Scrypt

A memory-hard cryptographic function used in some proof-of-work blockchains to make mining more memory intensive than SHA-256.

Scrypt (pronounced “ess-crypt”) is a cryptographic function that is both a password-based key derivation function (KDF) and, in crypto, a proof-of-work (PoW) hashing algorithm. Its defining feature is that it is “memory-hard,” meaning it requires substantial memory as well as computation, not just raw processing speed.

Origins and memory-hard design

Scrypt was created by Colin Percival in 2009 to make brute-force password cracking more expensive. Traditional password hashing can be accelerated heavily with specialized hardware, so scrypt was designed to force attackers to use large amounts of fast memory during computation. This raises the cost of parallelizing attacks, because memory is comparatively expensive and harder to scale than pure compute.

In practical terms, scrypt’s design makes it costly to build hardware that can run huge numbers of guesses at once without also provisioning lots of memory bandwidth and capacity. That “memory-hard” property is what later made it attractive for certain cryptocurrencies.

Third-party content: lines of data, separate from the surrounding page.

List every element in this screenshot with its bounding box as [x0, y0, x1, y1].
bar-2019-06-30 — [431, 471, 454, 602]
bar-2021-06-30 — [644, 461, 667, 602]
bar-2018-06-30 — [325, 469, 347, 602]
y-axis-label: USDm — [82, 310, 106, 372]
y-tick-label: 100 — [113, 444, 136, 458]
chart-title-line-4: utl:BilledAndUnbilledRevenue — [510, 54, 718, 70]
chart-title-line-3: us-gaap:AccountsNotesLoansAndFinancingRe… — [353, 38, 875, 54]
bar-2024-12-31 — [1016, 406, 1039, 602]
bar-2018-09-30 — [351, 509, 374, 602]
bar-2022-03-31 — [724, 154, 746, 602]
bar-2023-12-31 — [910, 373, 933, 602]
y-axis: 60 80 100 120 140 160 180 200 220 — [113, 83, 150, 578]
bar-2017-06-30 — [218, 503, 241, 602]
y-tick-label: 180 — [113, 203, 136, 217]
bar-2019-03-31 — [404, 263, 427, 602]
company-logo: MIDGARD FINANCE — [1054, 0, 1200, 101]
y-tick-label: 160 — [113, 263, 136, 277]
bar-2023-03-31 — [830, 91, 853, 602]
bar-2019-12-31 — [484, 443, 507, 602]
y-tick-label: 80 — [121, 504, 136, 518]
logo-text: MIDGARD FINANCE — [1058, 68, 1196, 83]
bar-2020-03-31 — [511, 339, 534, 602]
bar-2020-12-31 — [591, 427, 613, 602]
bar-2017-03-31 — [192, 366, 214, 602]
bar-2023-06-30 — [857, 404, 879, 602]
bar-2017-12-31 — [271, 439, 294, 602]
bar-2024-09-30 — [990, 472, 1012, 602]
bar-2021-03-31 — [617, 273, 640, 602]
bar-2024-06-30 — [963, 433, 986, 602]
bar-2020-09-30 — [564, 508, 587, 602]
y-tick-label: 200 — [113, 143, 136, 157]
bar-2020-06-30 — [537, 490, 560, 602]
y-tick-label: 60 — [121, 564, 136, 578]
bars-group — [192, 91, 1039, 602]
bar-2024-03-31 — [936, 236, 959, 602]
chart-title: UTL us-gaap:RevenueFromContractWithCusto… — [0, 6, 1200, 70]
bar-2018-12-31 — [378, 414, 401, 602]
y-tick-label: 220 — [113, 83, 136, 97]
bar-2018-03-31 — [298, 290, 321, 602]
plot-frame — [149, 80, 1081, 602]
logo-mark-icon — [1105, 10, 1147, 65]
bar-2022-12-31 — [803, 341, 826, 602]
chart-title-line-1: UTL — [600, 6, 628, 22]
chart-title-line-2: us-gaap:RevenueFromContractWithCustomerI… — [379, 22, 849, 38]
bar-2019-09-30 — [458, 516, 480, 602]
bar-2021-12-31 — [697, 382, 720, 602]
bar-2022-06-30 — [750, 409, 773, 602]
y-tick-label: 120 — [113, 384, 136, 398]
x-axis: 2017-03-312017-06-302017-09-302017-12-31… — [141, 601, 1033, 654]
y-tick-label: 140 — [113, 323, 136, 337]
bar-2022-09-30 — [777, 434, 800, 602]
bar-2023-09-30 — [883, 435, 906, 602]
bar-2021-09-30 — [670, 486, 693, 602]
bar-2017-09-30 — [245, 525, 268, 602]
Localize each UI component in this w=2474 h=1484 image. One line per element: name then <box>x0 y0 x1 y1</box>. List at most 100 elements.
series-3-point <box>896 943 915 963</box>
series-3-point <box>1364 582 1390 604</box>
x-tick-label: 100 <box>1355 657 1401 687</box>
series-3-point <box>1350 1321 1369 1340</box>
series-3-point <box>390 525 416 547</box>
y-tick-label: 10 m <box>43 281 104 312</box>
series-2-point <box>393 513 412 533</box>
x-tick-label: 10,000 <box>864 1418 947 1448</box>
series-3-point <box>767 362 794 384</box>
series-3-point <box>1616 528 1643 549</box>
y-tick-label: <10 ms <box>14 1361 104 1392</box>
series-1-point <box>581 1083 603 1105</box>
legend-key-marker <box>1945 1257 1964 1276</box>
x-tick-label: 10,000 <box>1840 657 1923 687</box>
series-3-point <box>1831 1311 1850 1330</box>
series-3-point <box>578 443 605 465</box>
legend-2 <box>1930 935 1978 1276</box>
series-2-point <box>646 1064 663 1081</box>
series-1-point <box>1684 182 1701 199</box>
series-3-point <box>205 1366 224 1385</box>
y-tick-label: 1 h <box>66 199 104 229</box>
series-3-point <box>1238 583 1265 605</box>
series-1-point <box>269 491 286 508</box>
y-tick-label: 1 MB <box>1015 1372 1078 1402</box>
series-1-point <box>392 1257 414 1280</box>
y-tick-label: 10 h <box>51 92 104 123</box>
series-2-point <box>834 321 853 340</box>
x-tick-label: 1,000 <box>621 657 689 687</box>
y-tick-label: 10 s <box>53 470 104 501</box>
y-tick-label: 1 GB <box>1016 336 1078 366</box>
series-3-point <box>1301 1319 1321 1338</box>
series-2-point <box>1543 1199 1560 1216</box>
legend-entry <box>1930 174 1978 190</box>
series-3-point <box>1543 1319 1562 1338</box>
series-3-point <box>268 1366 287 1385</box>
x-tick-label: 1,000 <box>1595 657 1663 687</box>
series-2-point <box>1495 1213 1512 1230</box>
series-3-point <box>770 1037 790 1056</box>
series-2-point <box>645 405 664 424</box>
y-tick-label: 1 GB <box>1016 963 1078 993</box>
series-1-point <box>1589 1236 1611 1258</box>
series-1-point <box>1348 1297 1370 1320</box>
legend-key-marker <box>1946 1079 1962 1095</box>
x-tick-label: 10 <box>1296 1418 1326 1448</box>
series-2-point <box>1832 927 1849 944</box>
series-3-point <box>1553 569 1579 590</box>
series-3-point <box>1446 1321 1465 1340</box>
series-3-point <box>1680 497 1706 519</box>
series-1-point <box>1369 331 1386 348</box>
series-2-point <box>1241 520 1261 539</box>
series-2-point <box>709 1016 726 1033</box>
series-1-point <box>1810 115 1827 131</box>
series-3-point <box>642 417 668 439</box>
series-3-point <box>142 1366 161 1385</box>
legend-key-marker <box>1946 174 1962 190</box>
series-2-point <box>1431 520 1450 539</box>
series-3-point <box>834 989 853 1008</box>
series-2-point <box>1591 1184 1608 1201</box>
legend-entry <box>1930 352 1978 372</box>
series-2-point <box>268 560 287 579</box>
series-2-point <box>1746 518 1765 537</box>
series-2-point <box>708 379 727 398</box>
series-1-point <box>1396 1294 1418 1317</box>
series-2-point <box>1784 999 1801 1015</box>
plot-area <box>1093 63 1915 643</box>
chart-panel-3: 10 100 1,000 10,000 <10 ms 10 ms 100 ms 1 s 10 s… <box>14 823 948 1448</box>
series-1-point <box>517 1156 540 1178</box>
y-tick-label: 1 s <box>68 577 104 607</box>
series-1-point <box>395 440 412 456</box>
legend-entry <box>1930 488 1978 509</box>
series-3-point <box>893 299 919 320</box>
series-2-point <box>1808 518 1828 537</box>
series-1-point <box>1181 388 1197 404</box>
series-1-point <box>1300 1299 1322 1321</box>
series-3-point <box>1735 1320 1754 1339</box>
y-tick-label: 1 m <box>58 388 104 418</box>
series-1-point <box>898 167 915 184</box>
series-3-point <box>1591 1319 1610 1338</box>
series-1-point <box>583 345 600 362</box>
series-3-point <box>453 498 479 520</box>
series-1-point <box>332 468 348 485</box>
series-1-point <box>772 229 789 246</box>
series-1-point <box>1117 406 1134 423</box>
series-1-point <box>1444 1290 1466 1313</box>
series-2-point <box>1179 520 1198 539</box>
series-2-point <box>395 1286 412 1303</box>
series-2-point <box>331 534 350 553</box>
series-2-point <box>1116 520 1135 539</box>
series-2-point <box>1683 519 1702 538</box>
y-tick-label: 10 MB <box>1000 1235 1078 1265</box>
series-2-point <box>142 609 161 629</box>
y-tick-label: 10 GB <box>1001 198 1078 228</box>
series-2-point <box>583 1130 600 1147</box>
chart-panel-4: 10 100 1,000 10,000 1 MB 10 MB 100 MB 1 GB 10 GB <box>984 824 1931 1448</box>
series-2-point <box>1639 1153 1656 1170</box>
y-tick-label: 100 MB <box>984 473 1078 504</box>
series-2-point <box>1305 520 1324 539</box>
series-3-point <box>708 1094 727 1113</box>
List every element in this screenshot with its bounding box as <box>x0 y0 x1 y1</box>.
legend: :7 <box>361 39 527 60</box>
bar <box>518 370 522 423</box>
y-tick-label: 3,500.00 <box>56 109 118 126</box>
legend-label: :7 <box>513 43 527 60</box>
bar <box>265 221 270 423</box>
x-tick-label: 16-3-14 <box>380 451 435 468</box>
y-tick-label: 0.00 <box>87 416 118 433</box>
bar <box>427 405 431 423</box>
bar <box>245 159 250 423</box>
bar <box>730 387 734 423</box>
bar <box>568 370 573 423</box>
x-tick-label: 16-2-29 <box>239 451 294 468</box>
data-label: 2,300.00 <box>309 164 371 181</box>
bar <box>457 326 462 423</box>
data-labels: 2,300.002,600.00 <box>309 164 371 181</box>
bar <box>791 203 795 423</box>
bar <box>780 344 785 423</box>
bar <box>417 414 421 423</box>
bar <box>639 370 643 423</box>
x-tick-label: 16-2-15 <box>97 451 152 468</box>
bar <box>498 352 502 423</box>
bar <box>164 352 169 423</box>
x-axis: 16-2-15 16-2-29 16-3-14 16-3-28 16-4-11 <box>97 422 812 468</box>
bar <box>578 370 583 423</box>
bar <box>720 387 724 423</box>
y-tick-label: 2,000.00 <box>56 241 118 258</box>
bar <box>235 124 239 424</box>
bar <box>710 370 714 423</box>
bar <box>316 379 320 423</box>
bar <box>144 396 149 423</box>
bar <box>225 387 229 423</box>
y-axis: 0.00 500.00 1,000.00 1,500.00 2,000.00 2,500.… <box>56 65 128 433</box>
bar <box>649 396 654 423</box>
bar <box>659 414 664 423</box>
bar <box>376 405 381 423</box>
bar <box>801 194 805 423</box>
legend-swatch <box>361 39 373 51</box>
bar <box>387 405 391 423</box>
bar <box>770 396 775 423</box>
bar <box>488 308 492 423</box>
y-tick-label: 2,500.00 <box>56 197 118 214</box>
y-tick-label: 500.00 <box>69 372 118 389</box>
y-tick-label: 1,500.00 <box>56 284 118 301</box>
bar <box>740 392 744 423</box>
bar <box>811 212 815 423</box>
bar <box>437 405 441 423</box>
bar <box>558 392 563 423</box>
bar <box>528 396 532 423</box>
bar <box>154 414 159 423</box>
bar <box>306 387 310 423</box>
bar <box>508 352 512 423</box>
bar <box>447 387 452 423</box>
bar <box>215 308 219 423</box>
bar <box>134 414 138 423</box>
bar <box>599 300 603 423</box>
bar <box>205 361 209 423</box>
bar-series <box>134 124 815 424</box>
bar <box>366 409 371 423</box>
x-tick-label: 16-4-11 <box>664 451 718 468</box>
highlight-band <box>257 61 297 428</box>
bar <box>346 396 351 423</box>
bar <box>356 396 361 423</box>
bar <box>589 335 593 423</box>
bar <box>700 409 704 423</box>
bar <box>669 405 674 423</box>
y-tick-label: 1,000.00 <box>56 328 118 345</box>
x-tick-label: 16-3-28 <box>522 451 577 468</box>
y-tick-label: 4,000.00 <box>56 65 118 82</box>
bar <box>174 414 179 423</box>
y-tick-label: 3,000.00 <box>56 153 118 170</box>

Scrypt in proof-of-work mining

Some PoW blockchains use scrypt instead of SHA-256 as the mining algorithm. The most well-known example is Litecoin, which adopted scrypt to reduce the early advantage of highly specialized mining hardware and to encourage broader participation when compared with SHA-256 mining.
Miners in a scrypt-based network repeatedly compute scrypt hashes while searching for a valid block, just as Bitcoin miners do with SHA-256. The difference is the resource profile: scrypt tends to be constrained by memory and memory bandwidth, not only by arithmetic operations. Over time, scrypt ASICs have been developed, but the algorithm’s memory focus still influences hardware design, mining economics, and decentralization dynamics.

Why this matters in crypto

Understanding scrypt helps explain why different blockchains choose different PoW algorithms, how mining centralization can emerge, and how security assumptions depend on real-world hardware costs, not just cryptographic theory.